Près d'Avessac, il y a très longtemps, vivaient des fées. Les gens du pays les appelaient les "bonnes donnes".
Fées et gens vivaient en bon entendement. Le jour était le domaine des humains, mais dès que la brune arrivait celui des fées s'avançait. Les lavandières pouvaient abandonner du linge sale le soir près du lavoir, les fées le lavait au clair de lune. Au matin, linon, batiste, draps et toiles, tous propres, séchaient étalés au soleil.
Un enfant pleurait-il la nuit? les fées descendaient par la cheminée, ranimaient les braises, faisaient chauffer du lait et cuisaient la bouillie. L'enfant contenté se rendormait et les fées repartaient par le même chemin.
Au creux des masures, elles connaissaient les misères, elles déposaient alors un morceau de pain bis qui ne raccourcissait jamais. Ainsi, même en coupant des tartines tous les matins, la huche était pleine, même si la famille s'agrandissait.
Les fées connaissaient aussi le secret des plantes, elles soignaient et pansaient gens et bêtes avec les sirops, potions, tisanes, philtres et onguents qu'elles concoctaient. Il suffisait de les en prier pour qu'elles soulagent.
Les bonnes gens ne restaient pas ingrats et quelques galettes , pain beurré, lait ribot ou même part de gâteau les jours de fête rendaient aux "bonnes donnes" leurs bontés.
Un petit berger rêvait-il à quelques douceurs? Quelques mots jolis murmurés en supplique et l'objet convoité attendait son réveil.
Un paysan nécessiteux avait-il besoin d'animaux de traits pour cultiver son champ, que les fées lui prêtaient de gros bœufs ; mais, une condition était mise, qu'il ne traça pas un seul sillon du coucher au lever du soleil, les bêtes en mourraient. Et cela les fées ne pouvaient le supporter et de bonnes elles en devenaient méchantes.
Et cela arriva une fois!
Un laboureur ayant voulu à tout prix finir de labourer sa parcelle, laissa passer l'heure du crépuscule, toute une génération de villageois passa avant que le fil avec les fées ne se renoua.
Mais à l'époque où nous parlons, point de problème avec les fées, tout était pour le mieux dans le meilleur des Avessac. Elles ne faisaient pas la fortune des gens mais leur permettaient chaque jour de pouvoir apprécier à sa juste mesure, superflu et nécessaire, plaisirs donnés et bienfaits reçus.

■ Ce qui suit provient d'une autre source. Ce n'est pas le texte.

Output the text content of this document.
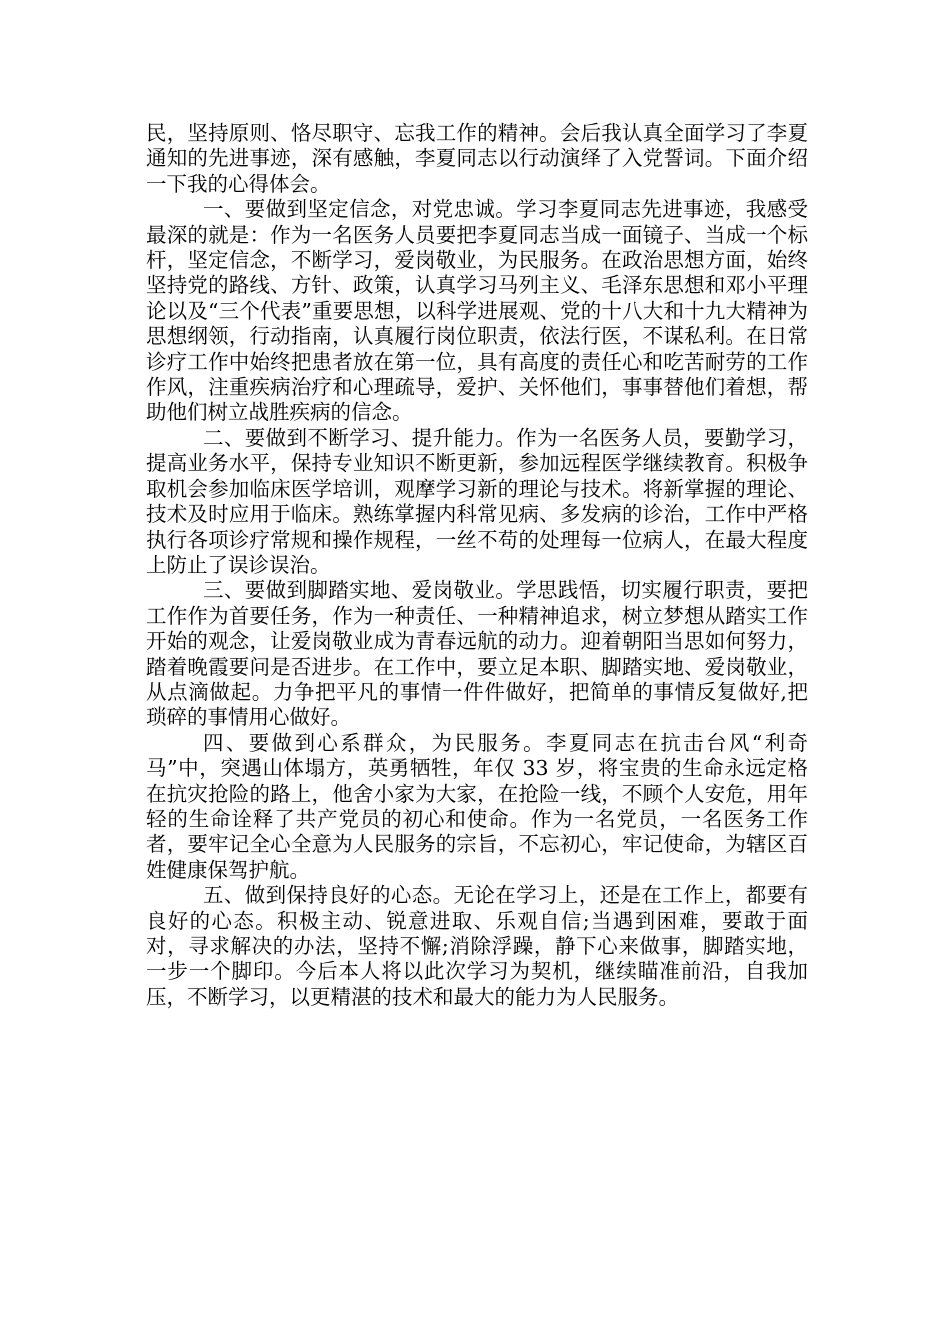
民，坚持原则、恪尽职守、忘我工作的精神。会后我认真全面学习了李夏通知的先进事迹，深有感触，李夏同志以行动演绎了入党誓词。下面介绍一下我的心得体会。

一、要做到坚定信念，对党忠诚。学习李夏同志先进事迹，我感受最深的就是：作为一名医务人员要把李夏同志当成一面镜子、当成一个标杆，坚定信念，不断学习，爱岗敬业，为民服务。在政治思想方面，始终坚持党的路线、方针、政策，认真学习马列主义、毛泽东思想和邓小平理论以及“三个代表”重要思想，以科学进展观、党的十八大和十九大精神为思想纲领，行动指南，认真履行岗位职责，依法行医，不谋私利。在日常诊疗工作中始终把患者放在第一位，具有高度的责任心和吃苦耐劳的工作作风，注重疾病治疗和心理疏导，爱护、关怀他们，事事替他们着想，帮助他们树立战胜疾病的信念。

二、要做到不断学习、提升能力。作为一名医务人员，要勤学习，提高业务水平，保持专业知识不断更新，参加远程医学继续教育。积极争取机会参加临床医学培训，观摩学习新的理论与技术。将新掌握的理论、技术及时应用于临床。熟练掌握内科常见病、多发病的诊治，工作中严格执行各项诊疗常规和操作规程，一丝不苟的处理每一位病人，在最大程度上防止了误诊误治。

三、要做到脚踏实地、爱岗敬业。学思践悟，切实履行职责，要把工作作为首要任务，作为一种责任、一种精神追求，树立梦想从踏实工作开始的观念，让爱岗敬业成为青春远航的动力。迎着朝阳当思如何努力，踏着晚霞要问是否进步。在工作中，要立足本职、脚踏实地、爱岗敬业，从点滴做起。力争把平凡的事情一件件做好，把简单的事情反复做好,把琐碎的事情用心做好。

四、要做到心系群众，为民服务。李夏同志在抗击台风“利奇马”中，突遇山体塌方，英勇牺牲，年仅 33 岁，将宝贵的生命永远定格在抗灾抢险的路上，他舍小家为大家，在抢险一线，不顾个人安危，用年轻的生命诠释了共产党员的初心和使命。作为一名党员，一名医务工作者，要牢记全心全意为人民服务的宗旨，不忘初心，牢记使命，为辖区百姓健康保驾护航。

五、做到保持良好的心态。无论在学习上，还是在工作上，都要有良好的心态。积极主动、锐意进取、乐观自信;当遇到困难，要敢于面对，寻求解决的办法，坚持不懈;消除浮躁，静下心来做事，脚踏实地，一步一个脚印。今后本人将以此次学习为契机，继续瞄准前沿，自我加压，不断学习，以更精湛的技术和最大的能力为人民服务。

Les fées avaient leur monde propre, il côtoyait celui des humains, mais ne s'y mêlait jamais. Les fées aimaient par-dessus tout danser chanter et faire de la musique, leurs longs cheveux blonds dansant dans le vent. Les soirs d'insomnie les villageois les entendaient bien, mais, chacun restait dans son monde, et ainsi Avessac vivait en harmonie avec ses "bonnes donnes".
Mais il en était un des villageois, acariâtre, célibataire (et pour cause!) qui ne cessait de maugréer, les fées faisant trop de bruit la nuit selon lui.
Un soir, il décida de jouer les trouble-fête et d'empêcher leur bal. Lorsqu'il entra dans leur ronde, les fées l'entourèrent à petits pas et se moquèrent gentiment de lui. Mais plus elles riaient, et plus il devenait odieux, les insultant.
De bonne composition devant tant de haine, elles l'invitèrent à entrer dans la danse mais nu-pieds, afin de se racheter de ses goujateries.
Mais lui n'en fit rien et continua de plus belle à les bousculer et les insulter.
De guerre lasse, devant tant de mauvaise volonté, les "bonnes donnes" le jetèrent pieds et poings liés sur la place du village.
Et depuis ce jour on ne les revit plus à Avessac...
L'année suivante, chardons et orties furent la récolte dans les champs, la pluie se mit à tomber en abondance, le soleil se fit rare. Les bêtes dépérirent et il se fit une grande disette.
Hélas! les fées n'étaient plus là pour panser et soigner.
Longtemps, très longtemps, on se souvint avec regret du temps des "bonnes donnes"!
Que sont-elles devenues? Quand donc reviendront-elles? D'aucuns, qui en savent plus long que d'autres, prétendent qu'un siècle au chiffre pair, serait plus favorable, et qu'elles reviendraient alors auprès de nous si on les en priait.